And that’s beauty not as judged by our own whimsical criteria, but as determined by no less august a body than the International Bank Note Society (IBNS), which each year names a “banknote of the year.” It revealed its choice for 2012 last month. (For the record, you can nominate a note for 2013 up until January 31, 2014, for a mere $33.00, the price of a year’s membership to IBNS. You can see all the previous years’ nominations here.)
The Canadian twenty-dollar note. It sports a pearl-encrusted Queen Elizabeth II gazing a little wistfully into the middle distance on the front …
…Artwork inspired by northwest Canada’s Haida people on the back …
The Faroe Islands 1000-kronur note. This tiny Danish archipelago territory in the north Atlantic has some world-class currency. This bill earned the nod for the top banknote issued in 2005, thanks in part to the incredibly detailed tail-feather view of a purple sandpiper emblazoned on the front…
…And the somewhat impressionistic vista from the island of Sandoy that occupies the back. Faroese kronur notes are quite unusual in that their illustrations are based on watercolors.
The Comoros 1000-franc bill. Archipelagos seem to put a lot of effort into their currencies. This nation—located between the coast of southeast Africa and Madagascar—earned the coveted banknote award for this beauty. Swimming on the front is the coelacanth, an ancient fish thought to be extinct until it was rediscovered near Comoros in 1938…
…And this nice image of a Comoran man in a canoe adorns the back. The front of the note—and the warning to counterfeiters—is in French, while the back is in Arabic. Comoros declared its independence from France in 1975, though an infamous French soldier of fortune by the name of Bob Denard essentially remained in control of the country until 1989.
The Bank of Scotland’s £50 note. The write-up from the International Bank Note Society raves about this emerald-tinted scrap of scrip. “Blessed with generous proportions, the note is impressive to hold and uses the available space to excellent effect.” The guy with the textbook haunted Scottish look is novelist Sir Walter Scott, who wrote Ivanhoe and many other things we have not read. And won’t…
…The 2007 note was part of the Bank of Scotland’s “Bridges Series,” which celebrates famous spans scattered about the land of the thistle. The Falkirk Wheel, on the back of the bill, is like a kind of elevator for boats that connects two canals and has become a top Scottish tourist destination.
Samoa’s 20-tala bill. Striking colors. A lovely cascade bedecks the front.
And Samoa’s national bird, the Manumea, graces the back, as does Teuila, the national flower of the nation, which gained its independence from New Zealand in 1962. The southern Pacific country had been a German protectorate from 1900 until World War I. It was known as Western Samoa until 1997, when it dropped the whole “Western” thing.
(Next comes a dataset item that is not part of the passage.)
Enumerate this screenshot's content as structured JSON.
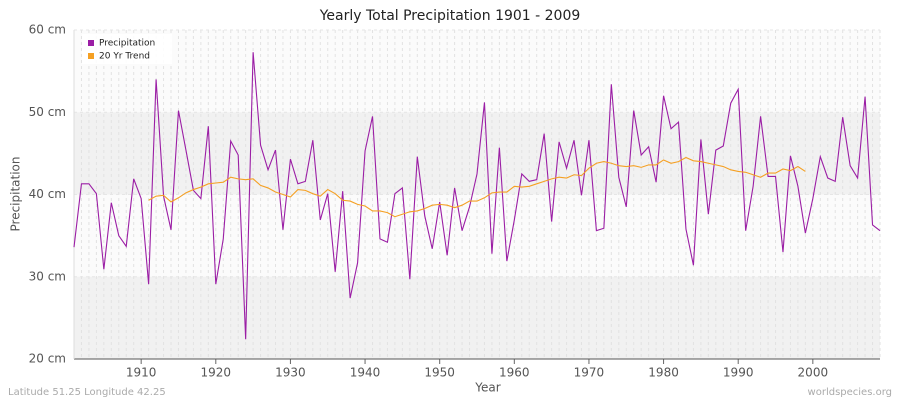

Bermuda’s $2 note. This one really is a beauty. A puffed up Bermuda bluebird towers over a less-than-prominent profile of Queen Elizabeth II on the front of these vertical notes. Bermuda remains a British Overseas Territory…
…The back is more subtle, featuring the clock tower at the Royal Naval Dockyard and a famous statue of Neptune.
Uganda’s 50,000-shilling note. A finely worked piece of currency with design features such as “the watermark of the head of a crested crane, an outline of a map of Uganda (highlighting the equator), the profile of man wearing Karimojong head dress, patterns based on indigenous basket work and, at the far right on the back, the Independence Monument. Erected to celebrate Ugandan independence in October 1962,” according to the bank note society’s official announcement of the 2010 award.
And on the back are beautifully wrought silver-back mountain gorillas.
Kazakhstan’s 10,000-tenge note. Released on July 4, 2011 to mark the 20th anniversary of Kazakhstan’s independence, this banknote shows the Kazak Eli monument to independence, displayed vertically on the front.
While on the back, you get a nice, horizontal view of the presidential palace in Astana, the second largest city in the country, which has been the capital since 1997. The back also contains the only text in Russian—the words “ten thousand tenge” in a modest-sized font—in a small nod to the country’s Soviet past.
Kazakhstan’s 5,000-tenge note. That’s right! A repeat victory for the oil-rich former Soviet republic, which is fast establishing itself as a powerhouse in global banknote design circles. The front is pretty much the same layout as the bill that took top honors in 2011, except now there’s a stylized panther in mid-pounce.
The back is a nice piece of work though. With the with the mountains in the distance, the foreground shows the independence monument in the country’s largest city, Almaty, as well as the rather ugly modern facade of the Kazakhstan Hotel, which is kind-of odd. But, you know, hey, Kazakhstan.